There was an interesting reaction with Aurinia stock after the news came out. At first, the stock didn’t jump too much — opening up just a few percent. But throughout the day, shares traded steadily higher as investors further considered the consequences.

On the one hand, this is an important development for Aurinia. One of the lingering issues with Aurinia has been that the primary patents around its Voclosporin were initially set to expire in 2022.

Normally, a biotech company has a much longer window to generate exclusive revenues from its products before generic competitors launch their own versions. Given that short window, bears have suggested that Aurinia would have issues profiting adequately when the drug comes to market.

Aurinia had several options to deal with this issue. They already managed to use one regulatory pathway to get a five-year extension out of 2027. So that had reduced the investment risk substantially. Still, most clinical stage biotech companies have patent exclusivity much longer than eight years, so investors were right to price that in as a risk for AUPH stock.

With this patent, Aurinia may have overcome this challenge.

What Changed, And What Hasn’t

On Monday, Aurinia published a press release, stating:

“Notably, the allowed claims cover a method of modifying the dose of voclosporin in patients with lupus nephritis (LN) based on patient specific pharmacodynamic parameters.”

The new patent on Voclosporin runs out through 2037, giving Aurinia excellent protection from generic competition.

That said, reading carefully, we see that the patent covers modification of the dose of Voclosporin, not the actual drug itself. It’s seemingly unclear if generics could still compete with Voclosporin as long as they use a different dosing method. And there’s still another much bigger question to deal with first: Will the drug be approved? After all, a patent won’t matter if the drug never makes it to market.

The all-important Phase III trial is set to deliver results around the end of 2019. It’s far from a given that Voclosporin will succeed and go on to obtain FDA approval. The company’s previous trial ran into significant safety issues with patients dying during the study. Given the FDA’s concerns on safety issues, investors should be careful about assuming approval before the definitive trial results come in.

On top of that, in the previous trial, the company’s lower dose version of the drug showed a stronger clinical effect than the higher dose version.
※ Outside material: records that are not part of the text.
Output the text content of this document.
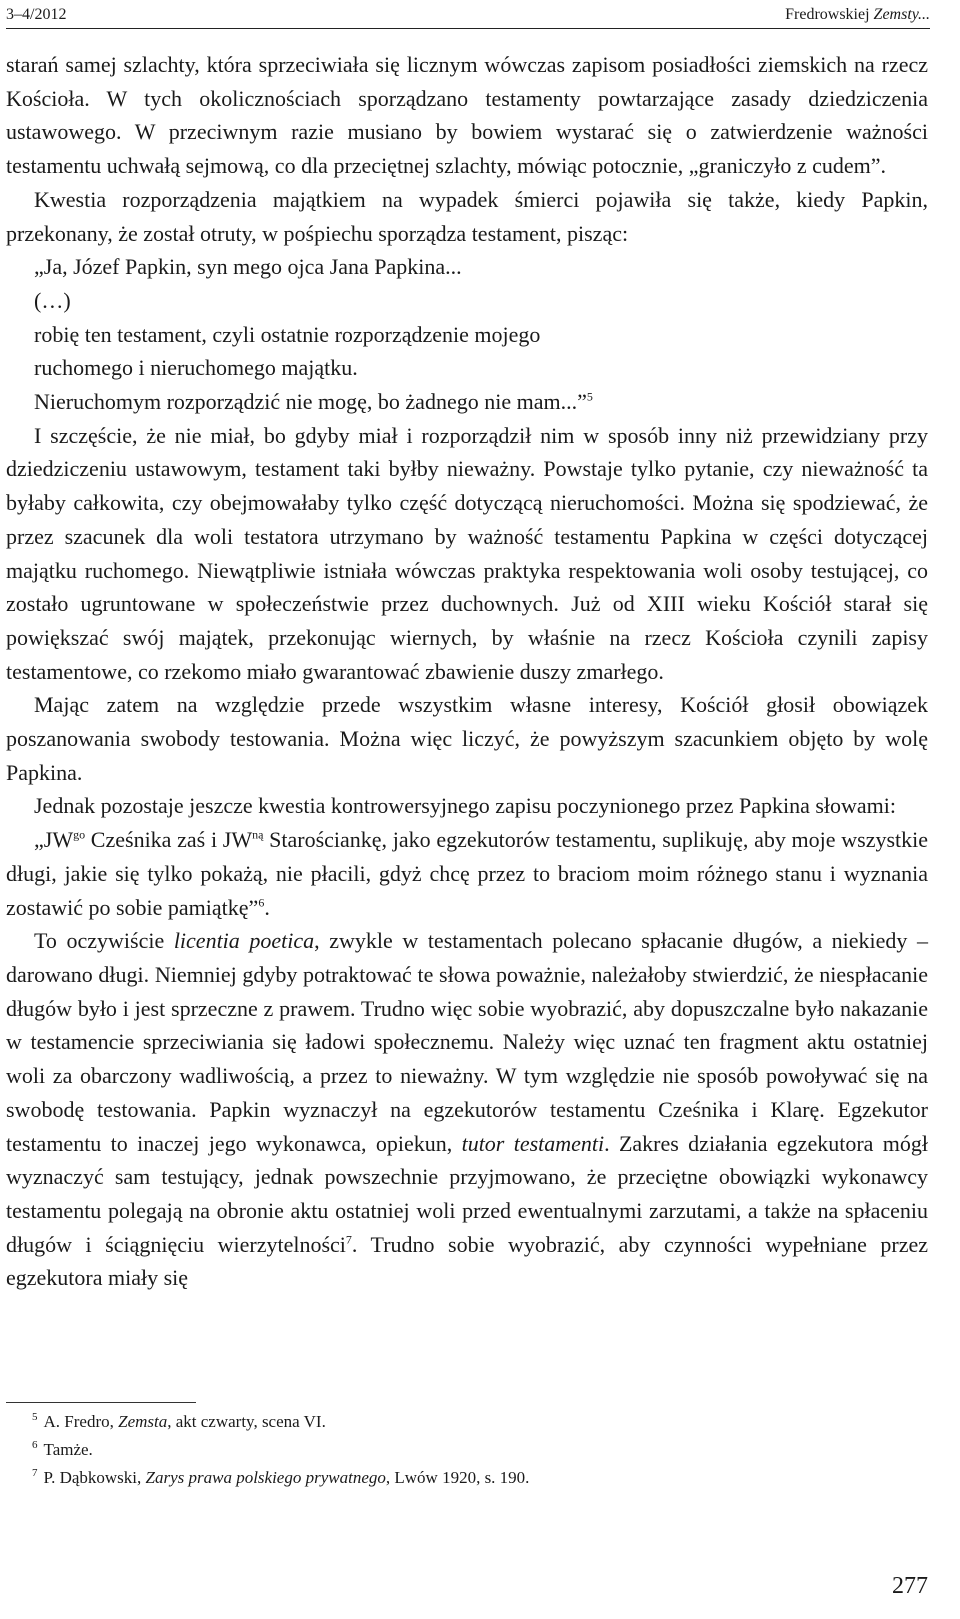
3–4/2012	Fredrowskiej Zemsty...

starań samej szlachty, która sprzeciwiała się licznym wówczas zapisom posiadłości ziemskich na rzecz Kościoła. W tych okolicznościach sporządzano testamenty powtarzające zasady dziedziczenia ustawowego. W przeciwnym razie musiano by bowiem wystarać się o zatwierdzenie ważności testamentu uchwałą sejmową, co dla przeciętnej szlachty, mówiąc potocznie, „graniczyło z cudem”.

Kwestia rozporządzenia majątkiem na wypadek śmierci pojawiła się także, kiedy Papkin, przekonany, że został otruty, w pośpiechu sporządza testament, pisząc:

„Ja, Józef Papkin, syn mego ojca Jana Papkina...

(…)

robię ten testament, czyli ostatnie rozporządzenie mojego

ruchomego i nieruchomego majątku.

Nieruchomym rozporządzić nie mogę, bo żadnego nie mam...”$^5$

I szczęście, że nie miał, bo gdyby miał i rozporządził nim w sposób inny niż przewidziany przy dziedziczeniu ustawowym, testament taki byłby nieważny. Powstaje tylko pytanie, czy nieważność ta byłaby całkowita, czy obejmowałaby tylko część dotyczącą nieruchomości. Można się spodziewać, że przez szacunek dla woli testatora utrzymano by ważność testamentu Papkina w części dotyczącej majątku ruchomego. Niewątpliwie istniała wówczas praktyka respektowania woli osoby testującej, co zostało ugruntowane w społeczeństwie przez duchownych. Już od XIII wieku Kościół starał się powiększać swój majątek, przekonując wiernych, by właśnie na rzecz Kościoła czynili zapisy testamentowe, co rzekomo miało gwarantować zbawienie duszy zmarłego.

Mając zatem na względzie przede wszystkim własne interesy, Kościół głosił obowiązek poszanowania swobody testowania. Można więc liczyć, że powyższym szacunkiem objęto by wolę Papkina.

Jednak pozostaje jeszcze kwestia kontrowersyjnego zapisu poczynionego przez Papkina słowami:

$„JW^{go}$ Cześnika zaś i $JW^{ną}$ Starościankę, jako egzekutorów testamentu, suplikuję, aby moje wszystkie długi, jakie się tylko pokażą, nie płacili, gdyż chcę przez to braciom moim różnego stanu i wyznania zostawić po sobie pamiątkę”$^6$.

To oczywiście licentia poetica, zwykle w testamentach polecano spłacanie długów, a niekiedy – darowano długi. Niemniej gdyby potraktować te słowa poważnie, należałoby stwierdzić, że niespłacanie długów było i jest sprzeczne z prawem. Trudno więc sobie wyobrazić, aby dopuszczalne było nakazanie w testamencie sprzeciwiania się ładowi społecznemu. Należy więc uznać ten fragment aktu ostatniej woli za obarczony wadliwością, a przez to nieważny. W tym względzie nie sposób powoływać się na swobodę testowania. Papkin wyznaczył na egzekutorów testamentu Cześnika i Klarę. Egzekutor testamentu to inaczej jego wykonawca, opiekun, tutor testamenti. Zakres działania egzekutora mógł wyznaczyć sam testujący, jednak powszechnie przyjmowano, że przeciętne obowiązki wykonawcy testamentu polegają na obronie aktu ostatniej woli przed ewentualnymi zarzutami, a także na spłaceniu długów i ściągnięciu wierzytelności$^7$. Trudno sobie wyobrazić, aby czynności wypełniane przez egzekutora miały się

$^5$ A. Fredro, Zemsta, akt czwarty, scena VI.

$^6$ Tamże.

$^7$ P. Dąbkowski, Zarys prawa polskiego prywatnego, Lwów 1920, s. 190.

277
Again, there is a plausible explanation for this: management suggests the higher dose version wasn’t tolerated well in patients. Still, an inconsistent dose response is another caution flag for biotech trials.
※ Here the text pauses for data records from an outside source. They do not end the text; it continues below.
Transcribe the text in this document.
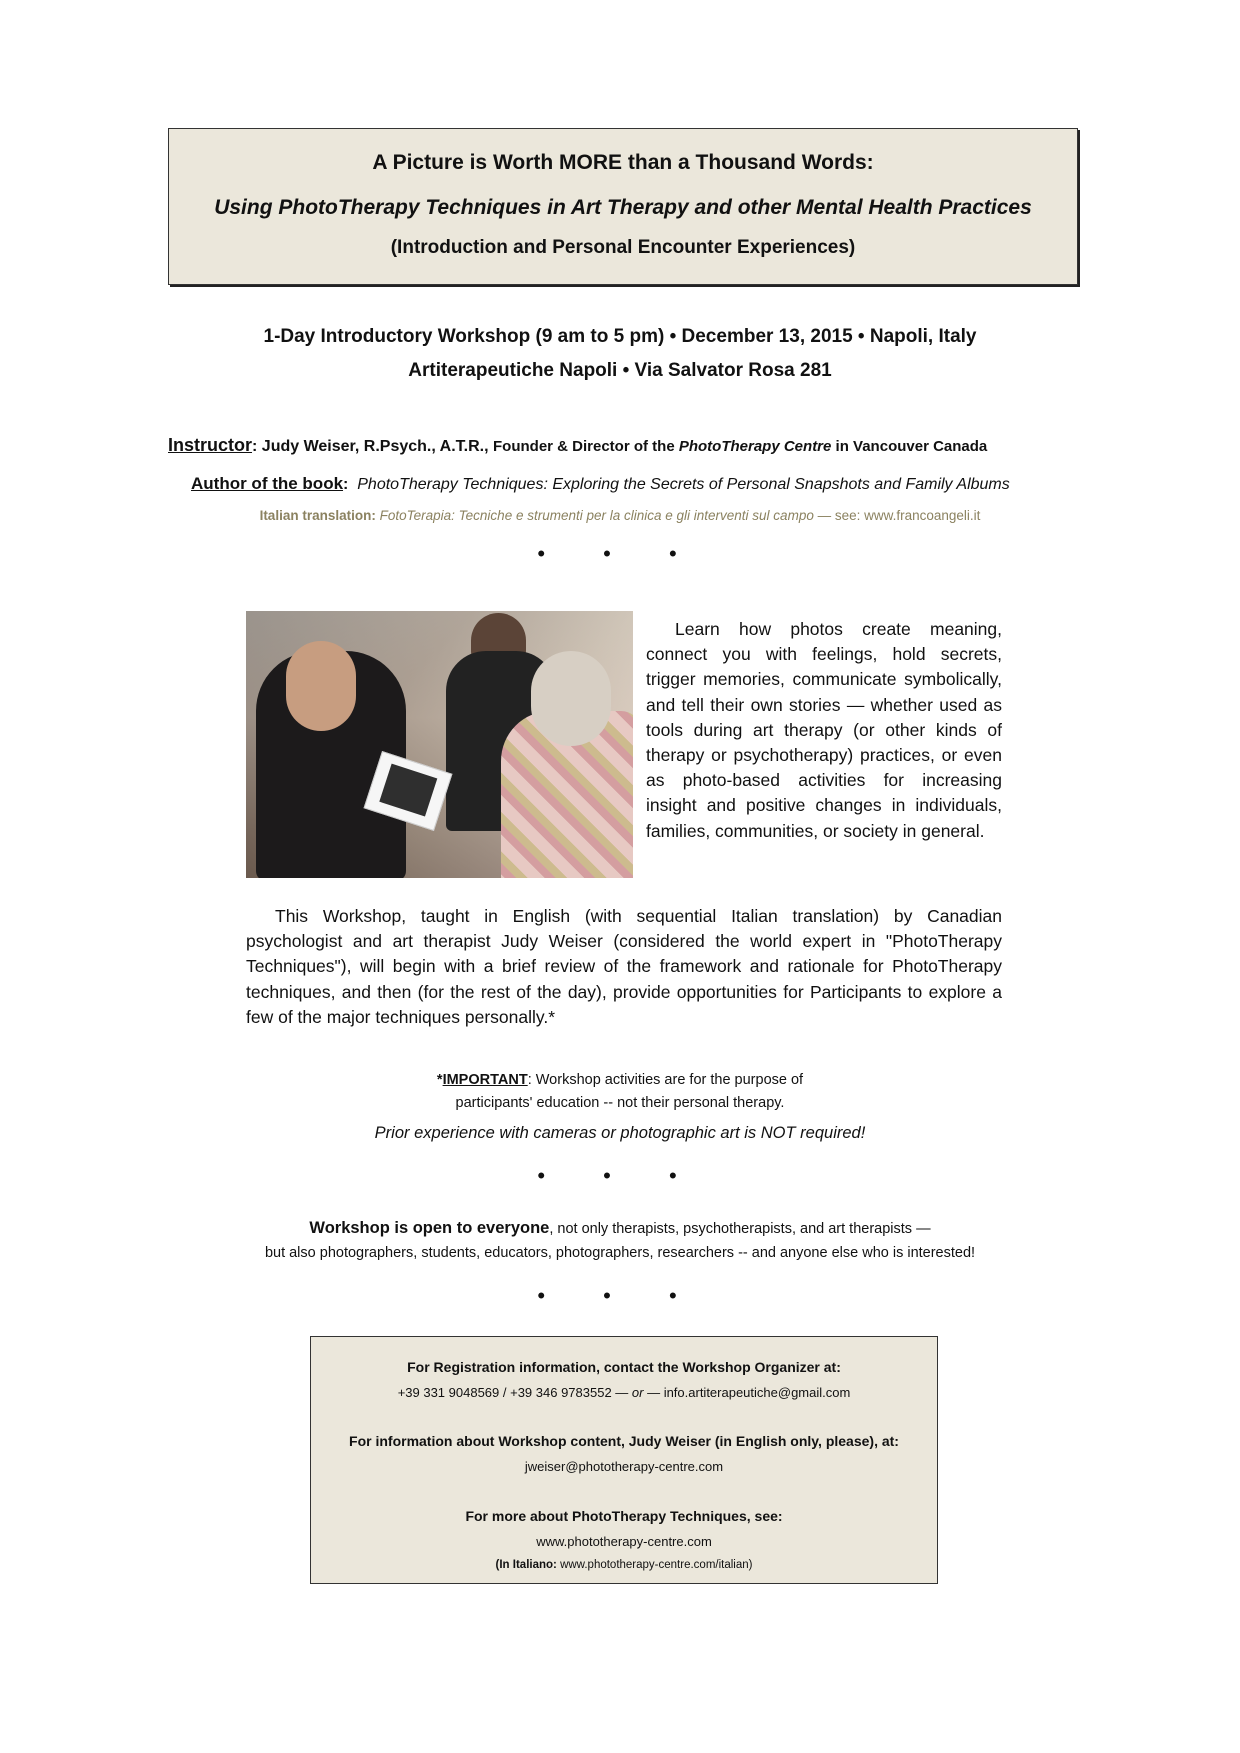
A Picture is Worth MORE than a Thousand Words:
Using PhotoTherapy Techniques in Art Therapy and other Mental Health Practices
(Introduction and Personal Encounter Experiences)
1-Day Introductory Workshop (9 am to 5 pm) • December 13, 2015 • Napoli, Italy
Artiterapeutiche Napoli • Via Salvator Rosa 281
Instructor: Judy Weiser, R.Psych., A.T.R., Founder & Director of the PhotoTherapy Centre in Vancouver Canada
Author of the book: PhotoTherapy Techniques: Exploring the Secrets of Personal Snapshots and Family Albums
Italian translation: FotoTerapia: Tecniche e strumenti per la clinica e gli interventi sul campo — see: www.francoangeli.it
• • •
Learn how photos create meaning, connect you with feelings, hold secrets, trigger memories, communicate symbolically, and tell their own stories — whether used as tools during art therapy (or other kinds of therapy or psychotherapy) practices, or even as photo-based activities for increasing insight and positive changes in individuals, families, communities, or society in general.
This Workshop, taught in English (with sequential Italian translation) by Canadian psychologist and art therapist Judy Weiser (considered the world expert in "PhotoTherapy Techniques"), will begin with a brief review of the framework and rationale for PhotoTherapy techniques, and then (for the rest of the day), provide opportunities for Participants to explore a few of the major techniques personally.*
*IMPORTANT: Workshop activities are for the purpose of
participants' education -- not their personal therapy.
Prior experience with cameras or photographic art is NOT required!
• • •
Workshop is open to everyone, not only therapists, psychotherapists, and art therapists —
but also photographers, students, educators, photographers, researchers -- and anyone else who is interested!
• • •
For Registration information, contact the Workshop Organizer at:
+39 331 9048569 / +39 346 9783552 — or — info.artiterapeutiche@gmail.com
For information about Workshop content, Judy Weiser (in English only, please), at:
jweiser@phototherapy-centre.com
For more about PhotoTherapy Techniques, see:
www.phototherapy-centre.com
(In Italiano: www.phototherapy-centre.com/italian)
To summarize, while the patent news is a plus for AUPH stock, don’t overlook the small matter that the drug still has to perform in its pivotal phase III trial and pick up FDA approval.

AUPH Stock Verdict

The company does have a few other options beyond the key lupus trial. It is also testing Voclosporin for other conditions, such as dry eye. That program produced a mixed set of clinical results recently. It missed its key endpoint, but showed stronger efficacy than expected.

It’s unclear what exactly this will mean for the dry eye program going forward. In any case, phase III results are still a few years away. Additionally, there is much more competition in that market than there would be for lupus nephritis.
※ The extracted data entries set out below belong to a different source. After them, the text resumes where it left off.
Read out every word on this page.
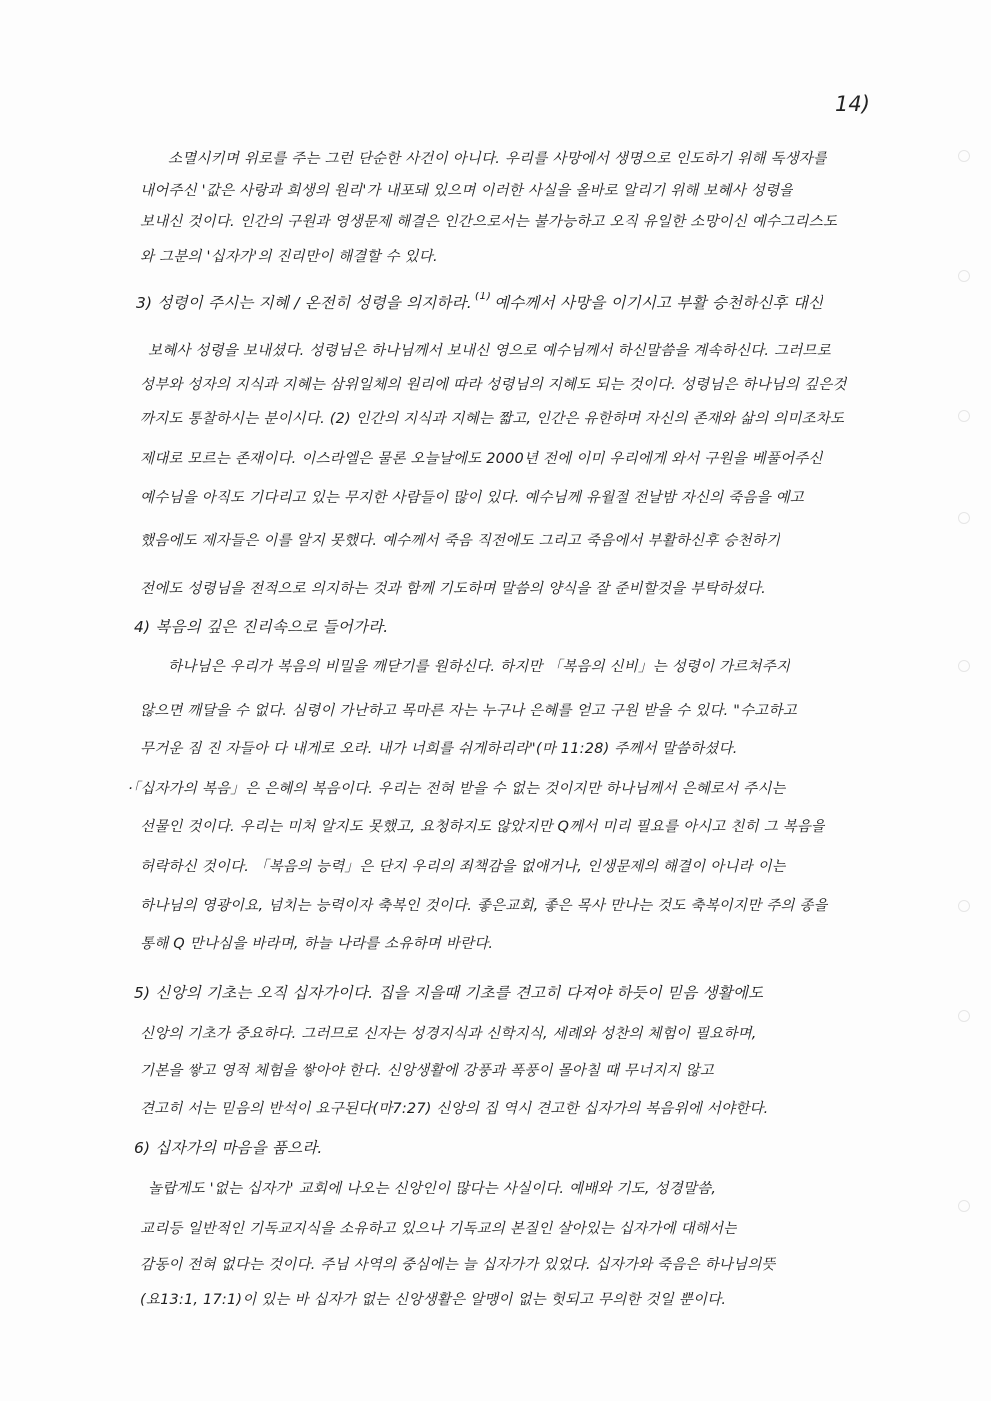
14)
소멸시키며 위로를 주는 그런 단순한 사건이 아니다. 우리를 사망에서 생명으로 인도하기 위해 독생자를
내어주신 '값은 사랑과 희생의 원리'가 내포돼 있으며 이러한 사실을 올바로 알리기 위해 보혜사 성령을
보내신 것이다. 인간의 구원과 영생문제 해결은 인간으로서는 불가능하고 오직 유일한 소망이신 예수그리스도
와 그분의 '십자가'의 진리만이 해결할 수 있다.
3) 성령이 주시는 지혜 / 온전히 성령을 의지하라. $^{(1)}$ 예수께서 사망을 이기시고 부활 승천하신후 대신
보혜사 성령을 보내셨다. 성령님은 하나님께서 보내신 영으로 예수님께서 하신말씀을 계속하신다. 그러므로
성부와 성자의 지식과 지혜는 삼위일체의 원리에 따라 성령님의 지혜도 되는 것이다. 성령님은 하나님의 깊은것
까지도 통찰하시는 분이시다. (2) 인간의 지식과 지혜는 짧고, 인간은 유한하며 자신의 존재와 삶의 의미조차도
제대로 모르는 존재이다. 이스라엘은 물론 오늘날에도 2000년 전에 이미 우리에게 와서 구원을 베풀어주신
예수님을 아직도 기다리고 있는 무지한 사람들이 많이 있다. 예수님께 유월절 전날밤 자신의 죽음을 예고
했음에도 제자들은 이를 알지 못했다. 예수께서 죽음 직전에도 그리고 죽음에서 부활하신후 승천하기
전에도 성령님을 전적으로 의지하는 것과 함께 기도하며 말씀의 양식을 잘 준비할것을 부탁하셨다.
4) 복음의 깊은 진리속으로 들어가라.
하나님은 우리가 복음의 비밀을 깨닫기를 원하신다. 하지만 「복음의 신비」는 성령이 가르쳐주지
않으면 깨달을 수 없다. 심령이 가난하고 목마른 자는 누구나 은혜를 얻고 구원 받을 수 있다. "수고하고
무거운 짐 진 자들아 다 내게로 오라. 내가 너희를 쉬게하리라"(마 11:28) 주께서 말씀하셨다.
·「십자가의 복음」은 은혜의 복음이다. 우리는 전혀 받을 수 없는 것이지만 하나님께서 은혜로서 주시는
선물인 것이다. 우리는 미처 알지도 못했고, 요청하지도 않았지만 Q께서 미리 필요를 아시고 친히 그 복음을
허락하신 것이다. 「복음의 능력」은 단지 우리의 죄책감을 없애거나, 인생문제의 해결이 아니라 이는
하나님의 영광이요, 넘치는 능력이자 축복인 것이다. 좋은교회, 좋은 목사 만나는 것도 축복이지만 주의 종을
통해 Q 만나심을 바라며, 하늘 나라를 소유하며 바란다.
5) 신앙의 기초는 오직 십자가이다. 집을 지을때 기초를 견고히 다져야 하듯이 믿음 생활에도
신앙의 기초가 중요하다. 그러므로 신자는 성경지식과 신학지식, 세례와 성찬의 체험이 필요하며,
기본을 쌓고 영적 체험을 쌓아야 한다. 신앙생활에 강풍과 폭풍이 몰아칠 때 무너지지 않고
견고히 서는 믿음의 반석이 요구된다(마7:27) 신앙의 집 역시 견고한 십자가의 복음위에 서야한다.
6) 십자가의 마음을 품으라.
놀랍게도 '없는 십자가' 교회에 나오는 신앙인이 많다는 사실이다. 예배와 기도, 성경말씀,
교리등 일반적인 기독교지식을 소유하고 있으나 기독교의 본질인 살아있는 십자가에 대해서는
감동이 전혀 없다는 것이다. 주님 사역의 중심에는 늘 십자가가 있었다. 십자가와 죽음은 하나님의뜻
(요13:1, 17:1)이 있는 바 십자가 없는 신앙생활은 알맹이 없는 헛되고 무의한 것일 뿐이다.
So, despite the flurry of attention for dry eye that Aurinia proponents have shown, don’t get distracted from the main event. The lupus results should be coming up within a year from now. Those results will determine whether or not AUPH stock delivers for its shareholders.

Finally, I should note the unambiguously positive thing about Aurinia at this point: its strong fiscal position. As of the most recent quarter, it had $139 million in cash, and was burning ~$45 million annually. That gives it more than two years to keep advancing the clinical pipeline.

On top of that, the company subsequently announced a $30 million stock offering, which will add a few more quarters worth of working cash to its already substantial treasury. While Aurinia’s ultimate success is far from certain, they’ve got a respected management team and enough cash to give Voclosporin time to attempt to prove its potential.